Sat, Nov 6, 2004 10:05 AM #

On Sat, 6 Nov 2004, Peter Dalgaard wrote:

It should result in a factor all of whose values are missing. And it does.

I have modified read.spss (but not committed the changes yet)  so that it 
does not create a factor when there are missing levels.

The problem is that SPSS uses value labels for two different things: for 
factors and for labelling a subset of values (eg different types of 
missing). It is hard for R to guess which the user intends.

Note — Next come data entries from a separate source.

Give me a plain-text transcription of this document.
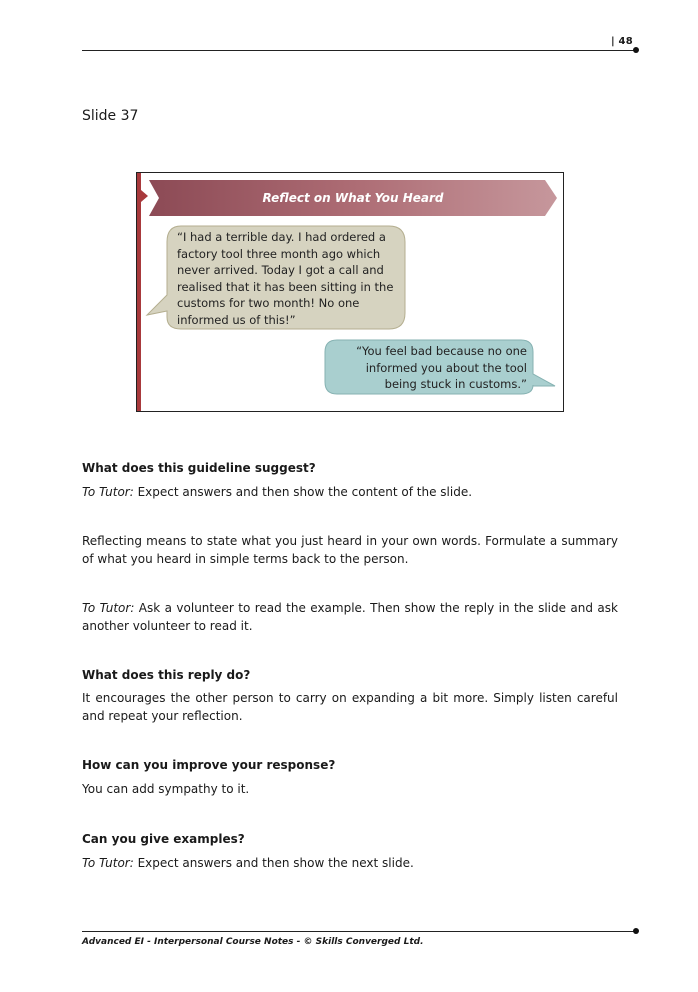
| 48
Slide 37
Reflect on What You Heard
“I had a terrible day. I had ordered a
factory tool three month ago which
never arrived. Today I got a call and
realised that it has been sitting in the
customs for two month! No one
informed us of this!”
“You feel bad because no one
informed you about the tool
being stuck in customs.”
What does this guideline suggest?
To Tutor: Expect answers and then show the content of the slide.
Reflecting means to state what you just heard in your own words. Formulate a summary of what you heard in simple terms back to the person.
To Tutor: Ask a volunteer to read the example. Then show the reply in the slide and ask another volunteer to read it.
What does this reply do?
It encourages the other person to carry on expanding a bit more. Simply listen careful and repeat your reflection.
How can you improve your response?
You can add sympathy to it.
Can you give examples?
To Tutor: Expect answers and then show the next slide.
Advanced EI - Interpersonal Course Notes - © Skills Converged Ltd.
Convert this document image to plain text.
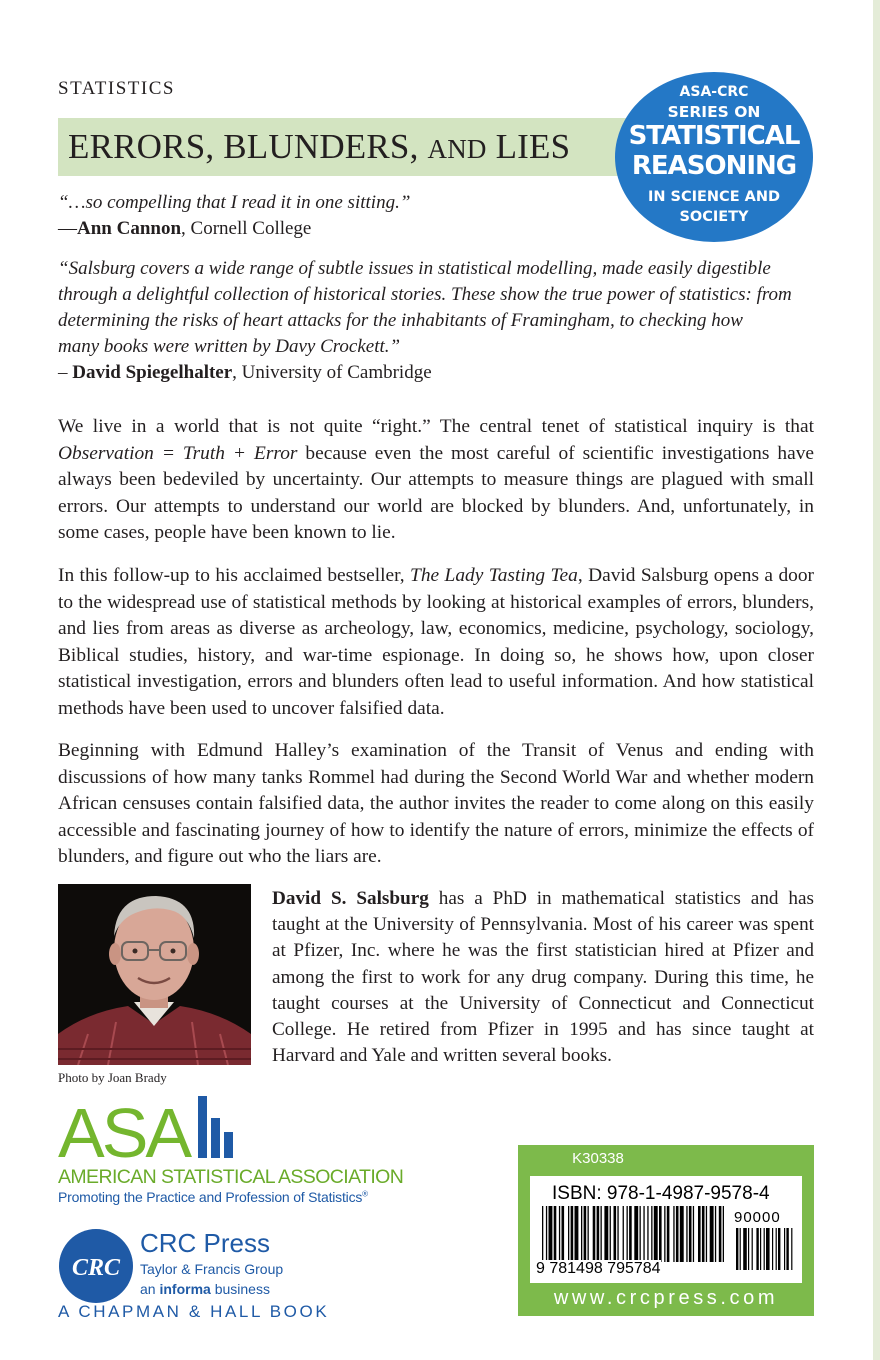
STATISTICS
ERRORS, BLUNDERS, AND LIES
ASA-CRC
SERIES ON
STATISTICAL
REASONING
IN SCIENCE AND
SOCIETY
“…so compelling that I read it in one sitting.”
—Ann Cannon, Cornell College
“Salsburg covers a wide range of subtle issues in statistical modelling, made easily digestible
through a delightful collection of historical stories. These show the true power of statistics: from
determining the risks of heart attacks for the inhabitants of Framingham, to checking how
many books were written by Davy Crockett.”
– David Spiegelhalter, University of Cambridge
We live in a world that is not quite “right.” The central tenet of statistical inquiry is that Observation = Truth + Error because even the most careful of scientific investigations have always been bedeviled by uncertainty. Our attempts to measure things are plagued with small errors. Our attempts to understand our world are blocked by blunders. And, unfortunately, in some cases, people have been known to lie.
In this follow-up to his acclaimed bestseller, The Lady Tasting Tea, David Salsburg opens a door to the widespread use of statistical methods by looking at historical examples of errors, blunders, and lies from areas as diverse as archeology, law, economics, medicine, psychology, sociology, Biblical studies, history, and war-time espionage. In doing so, he shows how, upon closer statistical investigation, errors and blunders often lead to useful information. And how statistical methods have been used to uncover falsified data.
Beginning with Edmund Halley’s examination of the Transit of Venus and ending with discussions of how many tanks Rommel had during the Second World War and whether modern African censuses contain falsified data, the author invites the reader to come along on this easily accessible and fascinating journey of how to identify the nature of errors, minimize the effects of blunders, and figure out who the liars are.
Photo by Joan Brady
David S. Salsburg has a PhD in mathematical statistics and has taught at the University of Pennsylvania. Most of his career was spent at Pfizer, Inc. where he was the first statistician hired at Pfizer and among the first to work for any drug company. During this time, he taught courses at the University of Connecticut and Connecticut College. He retired from Pfizer in 1995 and has since taught at Harvard and Yale and written several books.
ASA
AMERICAN STATISTICAL ASSOCIATION
Promoting the Practice and Profession of Statistics®
CRC
CRC Press
Taylor & Francis Group
an informa business
A CHAPMAN & HALL BOOK
K30338
ISBN: 978-1-4987-9578-4
90000
9 781498 795784
www.crcpress.com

You can always set use.value.labels=FALSE.  You still get the value labels 
read in and then you can decide what to do with them.

 	-thomas

Peter Dalgaard

Sat, Nov 6, 2004 11:04 AM #

Thomas Lumley <tlumley@u.washington.edu> writes:

Hmm, could we handle this more elegantly? At the very least, we should
probably try to keep the labels as an attribute, so that you have the
option of doing something constructive with them afterwards. Perhaps
we need an entire new data class (say "labeled") and an as.factor()
method doing basically what happens now.

BTW, I take it that you mean "when there are values with no labels",
not "labels for values that are not present in data", right?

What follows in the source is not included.